Urban sociologists call for expanding concepts of ‘livable cities’

Sustainable cities need more social equity and a spatial vision beyond downtowns

Hillary Angelo
Assistant professor of sociology Hillary Angelo

A commentary in the current issue of the journal Nature, co-written by Hillary Angelo, UC Santa Cruz assistant professor of sociology, argues that while big cities appear to be islands of sustainable living, issues of social equity and global impacts are missing from measures of cities' environmental friendliness.

The essay “Expand the Frontiers of Urban Sustainability" calls on mainstream urban research and policy practice to broaden conceptions of sustainability socially and spatially. They recommend incorporating more spatially extensive measures of sustainability into research and planning and bringing social equity into the heart of sustainability research, planning, and policy implementation.

Angelo, who joined UC Santa Cruz a year ago, wrote the piece with colleagues David Wachsmuth of McGill University and Daniel Aldana Cohen of the University of Pennsylvania. It is the lead commentary in Nature’s opinion section and appears online and in the August 25 print edition.
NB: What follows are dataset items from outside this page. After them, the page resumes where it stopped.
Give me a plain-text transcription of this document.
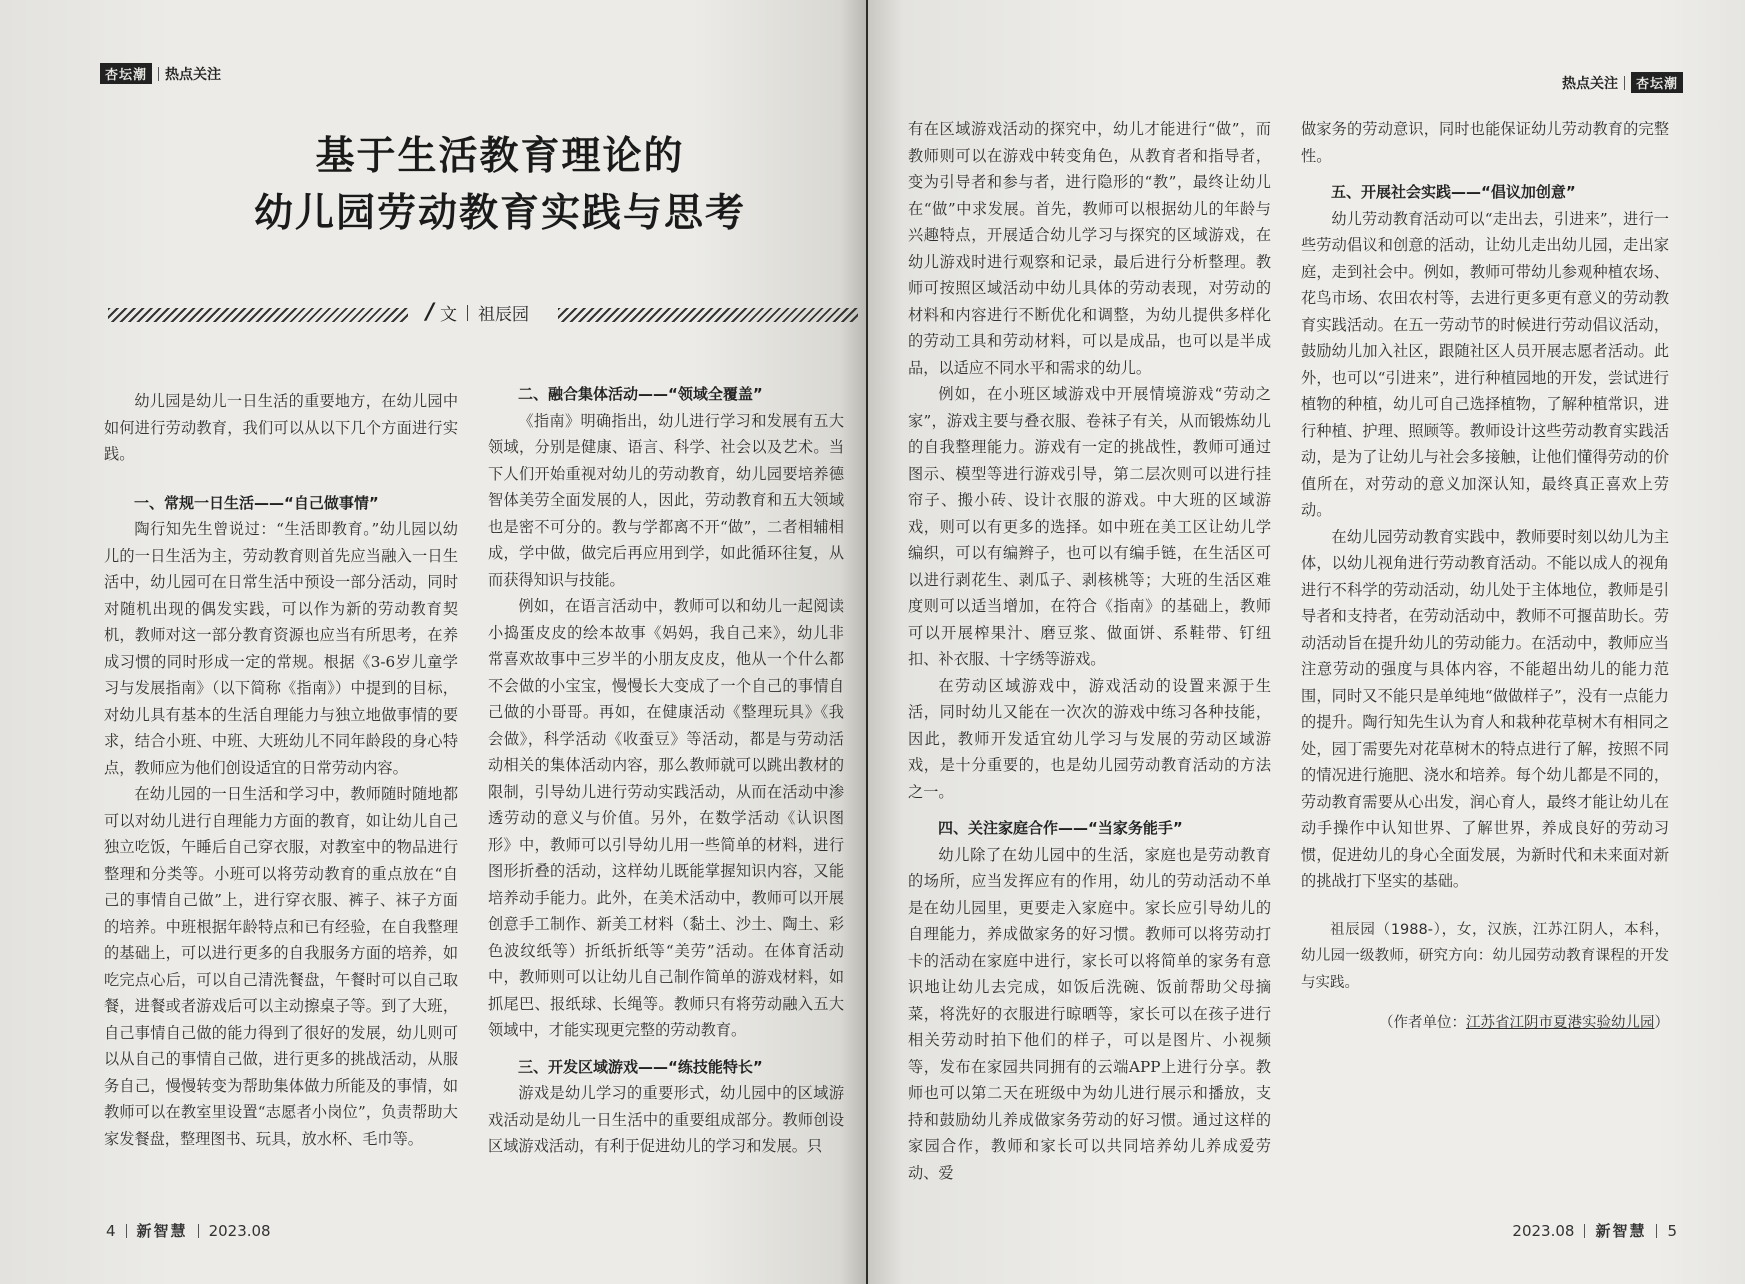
杏坛潮	热点关注
基于生活教育理论的
幼儿园劳动教育实践与思考
/ 文 祖辰园

幼儿园是幼儿一日生活的重要地方，在幼儿园中如何进行劳动教育，我们可以从以下几个方面进行实践。

一、常规一日生活——“自己做事情”

陶行知先生曾说过：“生活即教育。”幼儿园以幼儿的一日生活为主，劳动教育则首先应当融入一日生活中，幼儿园可在日常生活中预设一部分活动，同时对随机出现的偶发实践，可以作为新的劳动教育契机，教师对这一部分教育资源也应当有所思考，在养成习惯的同时形成一定的常规。根据《3-6岁儿童学习与发展指南》（以下简称《指南》）中提到的目标，对幼儿具有基本的生活自理能力与独立地做事情的要求，结合小班、中班、大班幼儿不同年龄段的身心特点，教师应为他们创设适宜的日常劳动内容。

在幼儿园的一日生活和学习中，教师随时随地都可以对幼儿进行自理能力方面的教育，如让幼儿自己独立吃饭，午睡后自己穿衣服，对教室中的物品进行整理和分类等。小班可以将劳动教育的重点放在“自己的事情自己做”上，进行穿衣服、裤子、袜子方面的培养。中班根据年龄特点和已有经验，在自我整理的基础上，可以进行更多的自我服务方面的培养，如吃完点心后，可以自己清洗餐盘，午餐时可以自己取餐，进餐或者游戏后可以主动擦桌子等。到了大班，自己事情自己做的能力得到了很好的发展，幼儿则可以从自己的事情自己做，进行更多的挑战活动，从服务自己，慢慢转变为帮助集体做力所能及的事情，如教师可以在教室里设置“志愿者小岗位”，负责帮助大家发餐盘，整理图书、玩具，放水杯、毛巾等。

二、融合集体活动——“领域全覆盖”

《指南》明确指出，幼儿进行学习和发展有五大领域，分别是健康、语言、科学、社会以及艺术。当下人们开始重视对幼儿的劳动教育，幼儿园要培养德智体美劳全面发展的人，因此，劳动教育和五大领域也是密不可分的。教与学都离不开“做”，二者相辅相成，学中做，做完后再应用到学，如此循环往复，从而获得知识与技能。

例如，在语言活动中，教师可以和幼儿一起阅读小捣蛋皮皮的绘本故事《妈妈，我自己来》，幼儿非常喜欢故事中三岁半的小朋友皮皮，他从一个什么都不会做的小宝宝，慢慢长大变成了一个自己的事情自己做的小哥哥。再如，在健康活动《整理玩具》《我会做》，科学活动《收蚕豆》等活动，都是与劳动活动相关的集体活动内容，那么教师就可以跳出教材的限制，引导幼儿进行劳动实践活动，从而在活动中渗透劳动的意义与价值。另外，在数学活动《认识图形》中，教师可以引导幼儿用一些简单的材料，进行图形折叠的活动，这样幼儿既能掌握知识内容，又能培养动手能力。此外，在美术活动中，教师可以开展创意手工制作、新美工材料（黏土、沙土、陶土、彩色波纹纸等）折纸折纸等“美劳”活动。在体育活动中，教师则可以让幼儿自己制作简单的游戏材料，如抓尾巴、报纸球、长绳等。教师只有将劳动融入五大领域中，才能实现更完整的劳动教育。

三、开发区域游戏——“练技能特长”

游戏是幼儿学习的重要形式，幼儿园中的区域游戏活动是幼儿一日生活中的重要组成部分。教师创设区域游戏活动，有利于促进幼儿的学习和发展。只

4 新智慧 2023.08
热点关注	杏坛潮

有在区域游戏活动的探究中，幼儿才能进行“做”，而教师则可以在游戏中转变角色，从教育者和指导者，变为引导者和参与者，进行隐形的“教”，最终让幼儿在“做”中求发展。首先，教师可以根据幼儿的年龄与兴趣特点，开展适合幼儿学习与探究的区域游戏，在幼儿游戏时进行观察和记录，最后进行分析整理。教师可按照区域活动中幼儿具体的劳动表现，对劳动的材料和内容进行不断优化和调整，为幼儿提供多样化的劳动工具和劳动材料，可以是成品，也可以是半成品，以适应不同水平和需求的幼儿。

例如，在小班区域游戏中开展情境游戏“劳动之家”，游戏主要与叠衣服、卷袜子有关，从而锻炼幼儿的自我整理能力。游戏有一定的挑战性，教师可通过图示、模型等进行游戏引导，第二层次则可以进行挂帘子、搬小砖、设计衣服的游戏。中大班的区域游戏，则可以有更多的选择。如中班在美工区让幼儿学编织，可以有编辫子，也可以有编手链，在生活区可以进行剥花生、剥瓜子、剥核桃等；大班的生活区难度则可以适当增加，在符合《指南》的基础上，教师可以开展榨果汁、磨豆浆、做面饼、系鞋带、钉纽扣、补衣服、十字绣等游戏。

在劳动区域游戏中，游戏活动的设置来源于生活，同时幼儿又能在一次次的游戏中练习各种技能，因此，教师开发适宜幼儿学习与发展的劳动区域游戏，是十分重要的，也是幼儿园劳动教育活动的方法之一。

四、关注家庭合作——“当家务能手”

幼儿除了在幼儿园中的生活，家庭也是劳动教育的场所，应当发挥应有的作用，幼儿的劳动活动不单是在幼儿园里，更要走入家庭中。家长应引导幼儿的自理能力，养成做家务的好习惯。教师可以将劳动打卡的活动在家庭中进行，家长可以将简单的家务有意识地让幼儿去完成，如饭后洗碗、饭前帮助父母摘菜，将洗好的衣服进行晾晒等，家长可以在孩子进行相关劳动时拍下他们的样子，可以是图片、小视频等，发布在家园共同拥有的云端APP上进行分享。教师也可以第二天在班级中为幼儿进行展示和播放，支持和鼓励幼儿养成做家务劳动的好习惯。通过这样的家园合作，教师和家长可以共同培养幼儿养成爱劳动、爱

做家务的劳动意识，同时也能保证幼儿劳动教育的完整性。

五、开展社会实践——“倡议加创意”

幼儿劳动教育活动可以“走出去，引进来”，进行一些劳动倡议和创意的活动，让幼儿走出幼儿园，走出家庭，走到社会中。例如，教师可带幼儿参观种植农场、花鸟市场、农田农村等，去进行更多更有意义的劳动教育实践活动。在五一劳动节的时候进行劳动倡议活动，鼓励幼儿加入社区，跟随社区人员开展志愿者活动。此外，也可以“引进来”，进行种植园地的开发，尝试进行植物的种植，幼儿可自己选择植物，了解种植常识，进行种植、护理、照顾等。教师设计这些劳动教育实践活动，是为了让幼儿与社会多接触，让他们懂得劳动的价值所在，对劳动的意义加深认知，最终真正喜欢上劳动。

在幼儿园劳动教育实践中，教师要时刻以幼儿为主体，以幼儿视角进行劳动教育活动。不能以成人的视角进行不科学的劳动活动，幼儿处于主体地位，教师是引导者和支持者，在劳动活动中，教师不可揠苗助长。劳动活动旨在提升幼儿的劳动能力。在活动中，教师应当注意劳动的强度与具体内容，不能超出幼儿的能力范围，同时又不能只是单纯地“做做样子”，没有一点能力的提升。陶行知先生认为育人和栽种花草树木有相同之处，园丁需要先对花草树木的特点进行了解，按照不同的情况进行施肥、浇水和培养。每个幼儿都是不同的，劳动教育需要从心出发，润心育人，最终才能让幼儿在动手操作中认知世界、了解世界，养成良好的劳动习惯，促进幼儿的身心全面发展，为新时代和未来面对新的挑战打下坚实的基础。

祖辰园（1988-），女，汉族，江苏江阴人，本科，幼儿园一级教师，研究方向：幼儿园劳动教育课程的开发与实践。

（作者单位：江苏省江阴市夏港实验幼儿园）
2023.08 新智慧 5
The authors note that although cities were once seen as sustainability problems rather than solutions, this changed as concerns over suburban sprawl, shanty towns, and climate change grew. In recent years, awareness has grown that clustering people in energy-efficient buildings and walkable, shady neighborhoods can make cities more pleasant places to live and better for the global environment.

But true sustainability requires more than energy efficiency and walkability, they write. “Focusing on dense cities and their affluent areas ignores social movements and their advocacy for quality-of-life issues such as housing and commuting, which have direct ecological consequences.”

Angelo and her co-authors call for expanding urban planning beyond individual neighborhoods and even municipalities to larger regions. “Sustainability research and policymaking should shift focus from city centers to urban regions and global networks of production, consumption and distribution,” they suggest. In addition, “socially, policymakers should incorporate equity into every stage of the urban-policy process, from research to formulation to implementation.”

Angelo is an urban sociologist who studies interactions between social understandings of nature and processes of urbanization. Before beginning her Ph.D. at NYU, she worked with the New York City Department of Parks & Recreation for five years on issues of participatory design and immigration and public space use.

In the coming academic year at UCSC, she will teach Classical Social Theory and Sociology of Knowledge, which will include studies of climate change and sustainability.